Cave in Aydıncık, Mersin, southern Turkey

Gilindire Cave (Gilindire Mağarası), also known as Aynalıgöl Cave, is a cave in Aydıncık, Mersin, southern Turkey. It was discovered by a shepherd in 1999. Gilindire was the former name of the town Aydıncık until 1965.

==Location and access==
Gilindire Cave is located approximately 7.5 km southeast of Sancak Point and Kurtini Creek in the Aydıncık district, part of the Mersin Province. Its entrance faces the Mediterranean Sea, and a small village lies in front of the cave. The cave is accessible by sea via a 1 1/2-hour boat trip from Aydıncık, or by land via a 15–minute walk from the Antalya-Mersin highway. A steel stairway leads down to the cave's entrance from above.

==Description==
Gilindire Cave stretches over an area of 107 ha. Its entrance is on a cliff 46 m above sea level. The cave has a total length of 555 m and a clearance of 22 m. It is a horizontally-developed, polygenic-fossilized cave.

The cave features a wealth of stalagmites, stalactites, as well as "pillar, wall and drapery dripstones, leakage stones and cave needles" which divide the interior into many chambers. At the rear of the cave lies a 140 m long, 18–30 m wide, and 5–47 m deep lake surrounded by dripstones and pillars. The cave is called Aynalıgöl (literally: Mirror Lake) in common parlance, in reference to the presence of the lake.

Some parts of the cave's main gallery are inhabited by bats.
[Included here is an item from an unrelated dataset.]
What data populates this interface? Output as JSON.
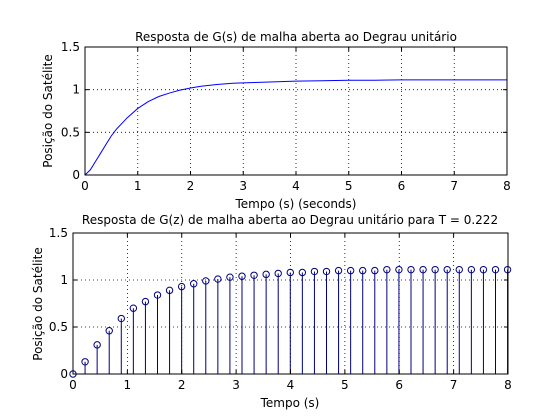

Outside the cave, the nearby bays are the habitat of the Mediterranean monk seal.

==Exploration==
Gilindire Cave was discovered by a shepherd in 1999. When the state-owned Mineral Research and Exploration Co. (MTA) undertook exploration works in the cave, they discovered the lake at the end of the cave, 450 m from the entrance. In 2002, two Turkish photographers came to the cave by sea, and took photos for the magazine Atlas both in the cave and underwater in the lake. Archaeologists found potsherds in the cave belonging to the New Stone Age, Copper Age, and Early Bronze Age periods.

According to a survey by experts, the cave was formed in the beginning of the transition phase after the last glacial climate change of the Quaternary Period, when the Mediterranean Sea rose 70 m, flooding the bottom of the cave. The change in the hydrological regime helped preserve the cave formations such as stalagmites and stalactites. Due to being under water, they have remained unaffected by atmospheric changes to the present day. The lake's water is brackish to a depth of 12 m, while deeper water is saline.

In 2013, Gilindire Cave was designated a nature reserve by the Ministry of Forest and Water Management. It was opened to the public, and has become a tourist attraction.